TITLE

EGFR Gene Copy Number as a Prognostic Marker in Colorectal Cancer Patients Treated with Cetuximab or Panitumumab: A Systematic Review and Meta Analysis

AUTHOR(S)
Jiang, Zheng; Li, Chunxiang; Li, Fuyuan; Wang, Xishan
PUB. DATE
February 2013
SOURCE
PLoS ONE;Feb2013, Vol. 8 Issue 2, p1
SOURCE TYPE
Academic Journal
DOC. TYPE
Article
ABSTRACT
Background: The epidermal growth factor receptor (EGFR) gene copy number (GCN) has been previously demonstrated to correlate with the clinical outcome of colorectal cancer (CRC) treated with anti-EGFR monoclonal antibodies (mAbs), although it remains controversial. We conducted a systematic review and meta-analysis to assess EGFR GCN as a potential biomarker of survival for patients with advanced CRC receiving treatment with anti-EGFR mAbs. Methods: We systematically identified articles investigating EGFR GCN by fluorescent or chromogenic in situ hybridization or other detection techniques in patients with metastatic CRC treated with panitumumab or cetuximab, (last search: 10 August 2012). Eligible studies had to report on overall survival (OS), progression-free survival (PFS) or time-toprogression (TTP), stratified by EGFR GCN. Summary hazard ratios (HRs) were calculated using random-effects models.
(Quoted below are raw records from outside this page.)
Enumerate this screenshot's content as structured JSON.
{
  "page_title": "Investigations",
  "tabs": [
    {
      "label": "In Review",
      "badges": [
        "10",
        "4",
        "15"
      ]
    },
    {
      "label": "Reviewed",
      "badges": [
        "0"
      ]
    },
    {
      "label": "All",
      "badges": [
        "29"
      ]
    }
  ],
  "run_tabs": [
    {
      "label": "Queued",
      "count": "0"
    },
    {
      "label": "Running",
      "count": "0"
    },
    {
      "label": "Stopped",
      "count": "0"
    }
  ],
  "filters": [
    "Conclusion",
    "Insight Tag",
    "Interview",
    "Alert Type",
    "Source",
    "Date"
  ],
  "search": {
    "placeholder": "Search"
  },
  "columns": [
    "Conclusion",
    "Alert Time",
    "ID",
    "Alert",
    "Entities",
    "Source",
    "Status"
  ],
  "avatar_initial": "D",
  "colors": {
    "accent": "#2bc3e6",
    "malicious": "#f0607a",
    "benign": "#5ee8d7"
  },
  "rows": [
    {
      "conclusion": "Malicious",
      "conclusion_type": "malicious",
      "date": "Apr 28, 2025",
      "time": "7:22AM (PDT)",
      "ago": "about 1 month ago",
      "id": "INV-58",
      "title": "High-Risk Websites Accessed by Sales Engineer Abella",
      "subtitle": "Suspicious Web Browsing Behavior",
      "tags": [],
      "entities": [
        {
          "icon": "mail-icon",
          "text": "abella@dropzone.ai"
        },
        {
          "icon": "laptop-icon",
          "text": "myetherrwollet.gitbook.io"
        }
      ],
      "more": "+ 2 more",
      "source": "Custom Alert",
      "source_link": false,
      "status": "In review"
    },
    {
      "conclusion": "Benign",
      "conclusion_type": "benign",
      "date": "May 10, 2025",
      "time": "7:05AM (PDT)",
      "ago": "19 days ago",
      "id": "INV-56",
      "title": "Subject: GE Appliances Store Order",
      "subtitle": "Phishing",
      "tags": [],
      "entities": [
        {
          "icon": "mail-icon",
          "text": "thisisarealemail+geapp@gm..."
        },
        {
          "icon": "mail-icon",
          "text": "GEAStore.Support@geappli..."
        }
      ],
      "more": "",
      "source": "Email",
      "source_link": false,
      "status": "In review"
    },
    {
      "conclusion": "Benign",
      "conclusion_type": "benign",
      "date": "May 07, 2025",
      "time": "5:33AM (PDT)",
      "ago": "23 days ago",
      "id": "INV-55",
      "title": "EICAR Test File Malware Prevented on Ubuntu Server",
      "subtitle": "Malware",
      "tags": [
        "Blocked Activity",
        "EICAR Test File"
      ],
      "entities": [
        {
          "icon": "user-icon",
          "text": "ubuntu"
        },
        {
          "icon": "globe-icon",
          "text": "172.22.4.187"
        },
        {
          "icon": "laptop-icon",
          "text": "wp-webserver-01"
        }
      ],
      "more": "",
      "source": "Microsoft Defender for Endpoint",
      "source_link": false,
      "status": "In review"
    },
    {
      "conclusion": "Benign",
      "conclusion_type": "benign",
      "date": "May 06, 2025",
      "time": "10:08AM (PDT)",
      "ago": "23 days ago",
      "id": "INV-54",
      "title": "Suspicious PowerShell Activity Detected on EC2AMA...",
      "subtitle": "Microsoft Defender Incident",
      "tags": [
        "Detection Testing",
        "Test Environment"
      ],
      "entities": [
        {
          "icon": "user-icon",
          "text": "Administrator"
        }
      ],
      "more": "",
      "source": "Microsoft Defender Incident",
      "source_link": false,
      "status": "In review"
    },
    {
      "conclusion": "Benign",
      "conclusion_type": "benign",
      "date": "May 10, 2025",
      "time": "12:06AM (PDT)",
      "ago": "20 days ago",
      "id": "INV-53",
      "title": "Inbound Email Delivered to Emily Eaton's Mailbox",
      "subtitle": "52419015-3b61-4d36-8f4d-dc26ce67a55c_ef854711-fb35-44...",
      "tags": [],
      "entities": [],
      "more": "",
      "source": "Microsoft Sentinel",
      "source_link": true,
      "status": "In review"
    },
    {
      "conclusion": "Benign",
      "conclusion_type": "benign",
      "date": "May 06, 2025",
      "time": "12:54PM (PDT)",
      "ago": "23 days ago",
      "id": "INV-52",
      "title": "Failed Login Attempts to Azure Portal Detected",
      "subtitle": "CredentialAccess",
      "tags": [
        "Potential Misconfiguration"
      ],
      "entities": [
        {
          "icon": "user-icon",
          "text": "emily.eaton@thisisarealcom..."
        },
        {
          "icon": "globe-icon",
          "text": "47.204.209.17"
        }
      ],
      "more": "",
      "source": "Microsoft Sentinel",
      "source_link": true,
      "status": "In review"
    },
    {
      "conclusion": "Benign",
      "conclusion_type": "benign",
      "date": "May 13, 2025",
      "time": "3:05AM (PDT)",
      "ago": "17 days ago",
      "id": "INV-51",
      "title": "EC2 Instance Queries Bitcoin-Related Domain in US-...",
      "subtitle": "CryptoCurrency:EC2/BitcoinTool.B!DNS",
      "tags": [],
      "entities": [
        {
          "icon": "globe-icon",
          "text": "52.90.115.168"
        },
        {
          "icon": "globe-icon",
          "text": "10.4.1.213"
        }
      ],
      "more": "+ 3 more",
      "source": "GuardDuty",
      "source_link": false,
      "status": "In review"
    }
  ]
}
Results: Among 13 identified studies, 10 (776 patients, 302 with increased GCN), 8 (893 patients, 282 with increased GCN) and 3 (149 patients, 66 with increased GCN) were eligible for the OS, PFS and TTP meta-analyses, respectively. Increased EGFR GCN was associated with increased OS (HR = 0.62; 95% CI 0.50–0.77; P<0.001), PFS (HR = 0.65; 95% CI 0.47–0.89; P = 0.008) but not TTP (HR = 0.71; 95% CI 0.44–1.14; P = 0.157). It was also shown that EGFR GCN is independent of other factors such as KRAS status. Among those populations received second-line or higher treatment, increased EGFR GCN was strongly associated with improved survival (for OS, HR = 0.60; 95% CI 0.47–0.75; P<0.001; for PFS, HR = 0.59; 95% CI 0.47–0.75; P<0.001), whereas it did not influence survival in patients that received first-line therapy. Conclusion: Among the anti-EGFR-treated patients, increased EGFR GCN appears to be associated with improved survival outcomes. The effect on survival appears to be related to patients receiving the line of treatment.